It’s time to talk Toby.
Did you know that the baby who played the baby Toby in Labyrinth was also named Toby?
Did you know that, despite my endless love for them, this post is not about freaky 80s films?
It is, however, about a different labyrinth, and the very different Toby who has walked its rings.
Toby will always be our baby Toby, but there’s nothing infantile about him. The long-necked, sad-eyed tabby is fourteen now, six years older than when he left us in a flurry of joy.
He doesn’t look any older; he doesn’t act any older; but Toby’s teardrop eyes have seen sorrow, and his tiny brown feet have trod circles of grief. Toby’s beloved Dad died earlier this year, leaving one of our all-time kindest cats confused, confounded, and on the verge of a conniption fit.
As confused as Toby was to be back Casa Tabby, he did a fine job of confusing the chowder out of us. Who was this growly, grouchy, hissing and hate-hurling guy occupying the body of our old buddy? Toby, after all, was the mellower of the Brooklyn boys, the gentle, lazy, Type B counterpart to louder Lester‘s gangster. Lester was the one with a fuse shorter than a Sicilian pizza crust; Toby was the one who loped out into the hall just to steal an extra hug from the human who had to retrieve him.
But the new, older Toby had walked paths he couldn’t talk about, and what we can’t talk about we boil and bubble deep within. Toby’s trauma erupted in snarls and hisses at any cat who crossed him. His interior world was a churning cauldron, and all he could do was ache in the key of anger.

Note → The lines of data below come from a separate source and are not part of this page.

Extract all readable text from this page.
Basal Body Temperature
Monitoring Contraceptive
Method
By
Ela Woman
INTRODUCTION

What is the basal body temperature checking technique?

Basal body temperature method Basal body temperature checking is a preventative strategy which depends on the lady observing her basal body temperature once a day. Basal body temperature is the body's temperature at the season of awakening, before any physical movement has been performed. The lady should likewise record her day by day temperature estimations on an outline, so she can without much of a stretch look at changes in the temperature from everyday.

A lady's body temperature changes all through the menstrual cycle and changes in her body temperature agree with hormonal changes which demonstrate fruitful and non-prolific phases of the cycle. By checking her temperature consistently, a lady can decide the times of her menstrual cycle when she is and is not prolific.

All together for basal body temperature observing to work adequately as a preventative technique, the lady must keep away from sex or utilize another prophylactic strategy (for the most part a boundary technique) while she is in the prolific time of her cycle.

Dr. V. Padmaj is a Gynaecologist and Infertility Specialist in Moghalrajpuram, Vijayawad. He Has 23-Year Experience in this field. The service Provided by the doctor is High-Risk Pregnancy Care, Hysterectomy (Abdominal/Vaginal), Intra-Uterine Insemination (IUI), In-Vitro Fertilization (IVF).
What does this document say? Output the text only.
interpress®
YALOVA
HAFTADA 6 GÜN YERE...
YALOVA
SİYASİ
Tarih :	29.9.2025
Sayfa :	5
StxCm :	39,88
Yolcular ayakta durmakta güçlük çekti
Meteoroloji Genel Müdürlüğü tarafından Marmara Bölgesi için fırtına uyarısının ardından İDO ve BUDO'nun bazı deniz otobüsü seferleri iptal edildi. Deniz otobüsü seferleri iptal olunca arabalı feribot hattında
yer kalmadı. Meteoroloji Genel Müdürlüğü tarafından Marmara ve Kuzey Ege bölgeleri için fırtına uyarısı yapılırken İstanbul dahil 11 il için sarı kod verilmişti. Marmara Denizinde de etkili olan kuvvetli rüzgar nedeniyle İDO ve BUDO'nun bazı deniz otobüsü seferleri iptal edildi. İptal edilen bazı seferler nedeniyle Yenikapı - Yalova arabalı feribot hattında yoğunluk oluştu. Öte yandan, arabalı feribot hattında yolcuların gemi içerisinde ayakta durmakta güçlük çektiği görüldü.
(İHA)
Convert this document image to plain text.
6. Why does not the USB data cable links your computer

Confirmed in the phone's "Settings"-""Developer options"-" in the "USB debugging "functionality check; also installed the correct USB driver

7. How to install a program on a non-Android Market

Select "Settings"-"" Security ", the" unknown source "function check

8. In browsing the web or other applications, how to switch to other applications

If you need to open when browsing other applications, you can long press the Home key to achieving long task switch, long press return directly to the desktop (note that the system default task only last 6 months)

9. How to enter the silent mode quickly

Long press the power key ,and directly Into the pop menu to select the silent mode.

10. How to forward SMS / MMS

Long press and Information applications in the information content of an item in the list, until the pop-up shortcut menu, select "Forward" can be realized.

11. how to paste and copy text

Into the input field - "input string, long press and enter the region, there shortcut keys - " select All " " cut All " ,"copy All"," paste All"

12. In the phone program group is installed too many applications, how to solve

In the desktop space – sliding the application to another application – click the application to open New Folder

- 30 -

You’ll meet many people who guffaw at the concept of a grieving cat. “Bollocks,” they’ll say. “Cats have very simple brains, incapable of complex emotions like grief and regret and ambivalence about the new Taylor Swift album. We simply project our feelings onto them, and we should stop doing that, forthwith.”
To which I say: forth with yourself. Preferably in the Bog of Eternal Stench.
Toby is truly grieving, and this labyrinth is no piece of cake. Such sorrows turn us all back to babies, even at fourteen or forty years of age.
But Toby, even at fourteen, is still the babe with the power. And as days and weeks go by, he’s reclaiming that power.
Bit by bit, the light and hope is returning to his eyes. First he stopped hissing; then he started napping, near-if-not-dear to other cats. The child inside Toby remembered how to dance. It’s only a matter of time before he remembers that he can make a magic jump out into the hall, that happier labyrinth where hugs are guaranteed.
Toby’s road ahead — like yours and mine — is a maze and a mystery. We can’t predict whether or not he’ll be readopted at fourteen-plus, or if he’ll ever seem to remember Lester (the jury is very much out on that one), or if his crankiness will re-surge and why. But Toby’s trail — like yours and mine — is held secure by love. We will be here for him on every bend in the path, loving him in all of his years and seasons, into the serious moonlight and far, far beyond.
PS: I swear the cats conspire to make a liar out of me. Approximately four seconds after I finished writing this post, it was universally agreed by our Sanctuary Associates, that, in fact, Toby has been a beastly beastly beast towards his neighbors, and henceforth shall start on behavior meds immediately. So…yeah, he’s doing better, except in the ways he isn’t.